Медный закат | страница 19
В назначенный час чилийка явилась. Я подивился — даже не думал, что режиссер так хорош собою. Одета была Патрисиа строго — черный жакет, черная юбка, как мне показалось, чрезмерной длины. Это была высокая девушка с высоким лбом, над ним возвышался черный учительский пучок, такой же строгий, как весь туалет. Крупное и ладное тело было на редкость соразмерно. Глаза — не под цвет одежды — синие, лицо же ее меня поразило своим сочетанием смуглости с бледностью. Носик был прям, а губы алы, с легкою полудетской припухлостью.

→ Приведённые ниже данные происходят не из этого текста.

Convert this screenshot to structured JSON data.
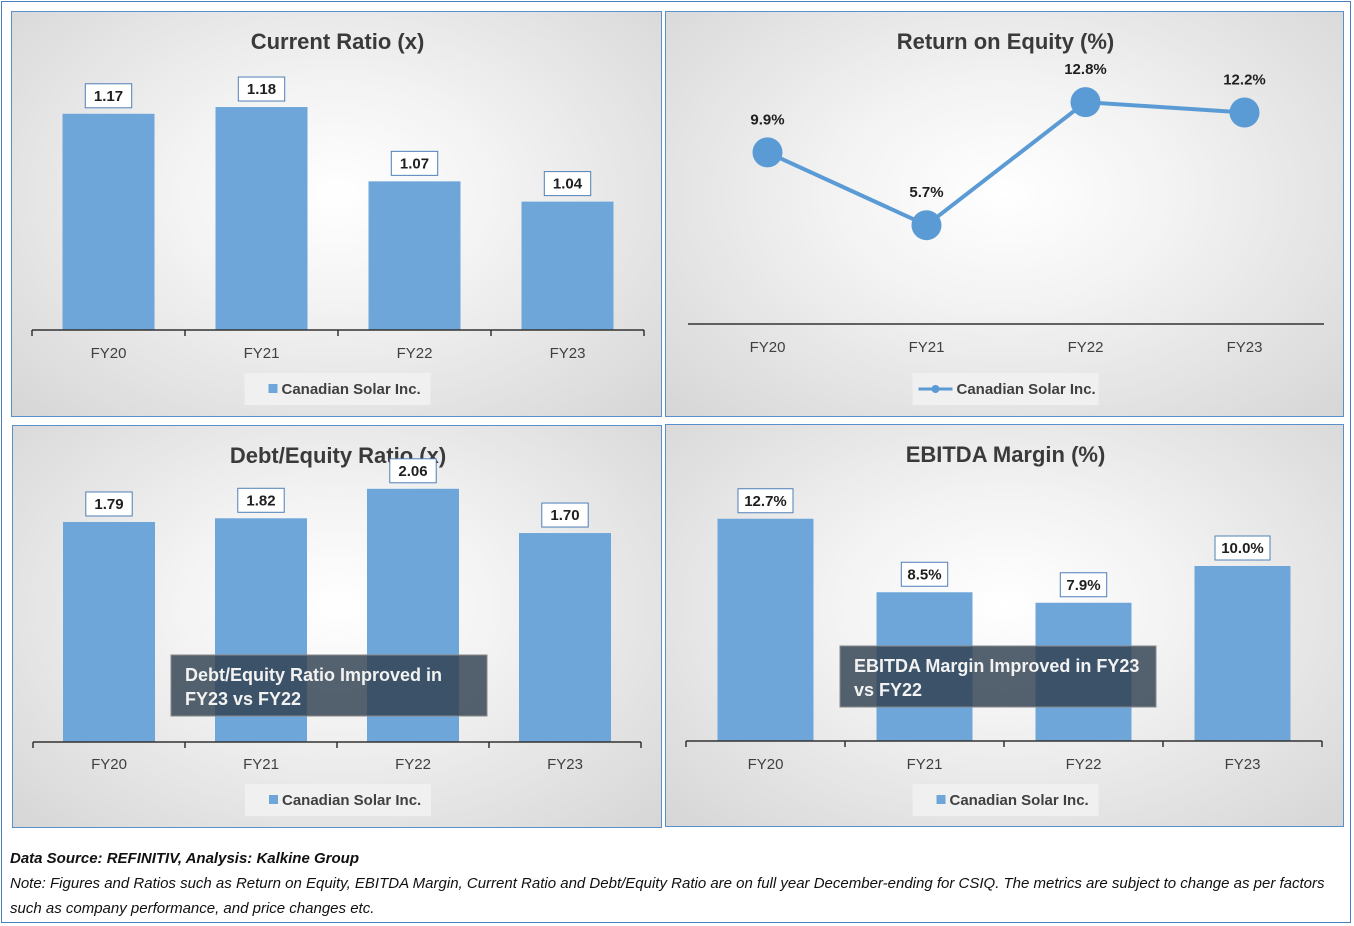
{
  "colors": {
    "bar": "#6fa6da",
    "line": "#5b9bd5",
    "annotation_bg": "#2f3f4f"
  },
  "legend_label": "Canadian Solar Inc.",
  "footer": {
    "source": "Data Source: REFINITIV, Analysis: Kalkine Group",
    "note": "Note: Figures and Ratios such as Return on Equity, EBITDA Margin, Current Ratio and Debt/Equity Ratio are on full year December-ending for CSIQ. The metrics are subject to change as per factors such as company performance, and price changes etc."
  },
  "chart_data": [
    {
      "type": "bar",
      "title": "Current Ratio (x)",
      "categories": [
        "FY20",
        "FY21",
        "FY22",
        "FY23"
      ],
      "series": [
        {
          "name": "Canadian Solar Inc.",
          "values": [
            1.17,
            1.18,
            1.07,
            1.04
          ]
        }
      ],
      "data_labels": [
        "1.17",
        "1.18",
        "1.07",
        "1.04"
      ],
      "ylim": [
        0.85,
        1.22
      ],
      "grid": false,
      "legend": "bottom"
    },
    {
      "type": "line",
      "title": "Return on Equity (%)",
      "categories": [
        "FY20",
        "FY21",
        "FY22",
        "FY23"
      ],
      "series": [
        {
          "name": "Canadian Solar Inc.",
          "values": [
            9.9,
            5.7,
            12.8,
            12.2
          ]
        }
      ],
      "data_labels": [
        "9.9%",
        "5.7%",
        "12.8%",
        "12.2%"
      ],
      "ylim": [
        0,
        15
      ],
      "grid": false,
      "legend": "bottom"
    },
    {
      "type": "bar",
      "title": "Debt/Equity Ratio (x)",
      "categories": [
        "FY20",
        "FY21",
        "FY22",
        "FY23"
      ],
      "series": [
        {
          "name": "Canadian Solar Inc.",
          "values": [
            1.79,
            1.82,
            2.06,
            1.7
          ]
        }
      ],
      "data_labels": [
        "1.79",
        "1.82",
        "2.06",
        "1.70"
      ],
      "ylim": [
        0,
        2.4
      ],
      "grid": false,
      "legend": "bottom",
      "annotation": "Debt/Equity Ratio Improved in FY23 vs FY22"
    },
    {
      "type": "bar",
      "title": "EBITDA Margin (%)",
      "categories": [
        "FY20",
        "FY21",
        "FY22",
        "FY23"
      ],
      "series": [
        {
          "name": "Canadian Solar Inc.",
          "values": [
            12.7,
            8.5,
            7.9,
            10.0
          ]
        }
      ],
      "data_labels": [
        "12.7%",
        "8.5%",
        "7.9%",
        "10.0%"
      ],
      "ylim": [
        0,
        14
      ],
      "grid": false,
      "legend": "bottom",
      "annotation": "EBITDA Margin Improved in FY23 vs FY22"
    }
  ]
}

Мы пили кофе и разговаривали о пьесе, которую ей предложили поставить на сцене далекого города. По-русски она говорила уверенно, словарь оказался даже богат. Я это сказал ей, она зарделась.
— Тут, правда, есть свое объяснение.
Выяснилось, что молодой человек, избранный ею, ее сокурсник — мой соотечественник, он русский. Возможно, «Варшавская мелодия» еще и поэтому так близка ей.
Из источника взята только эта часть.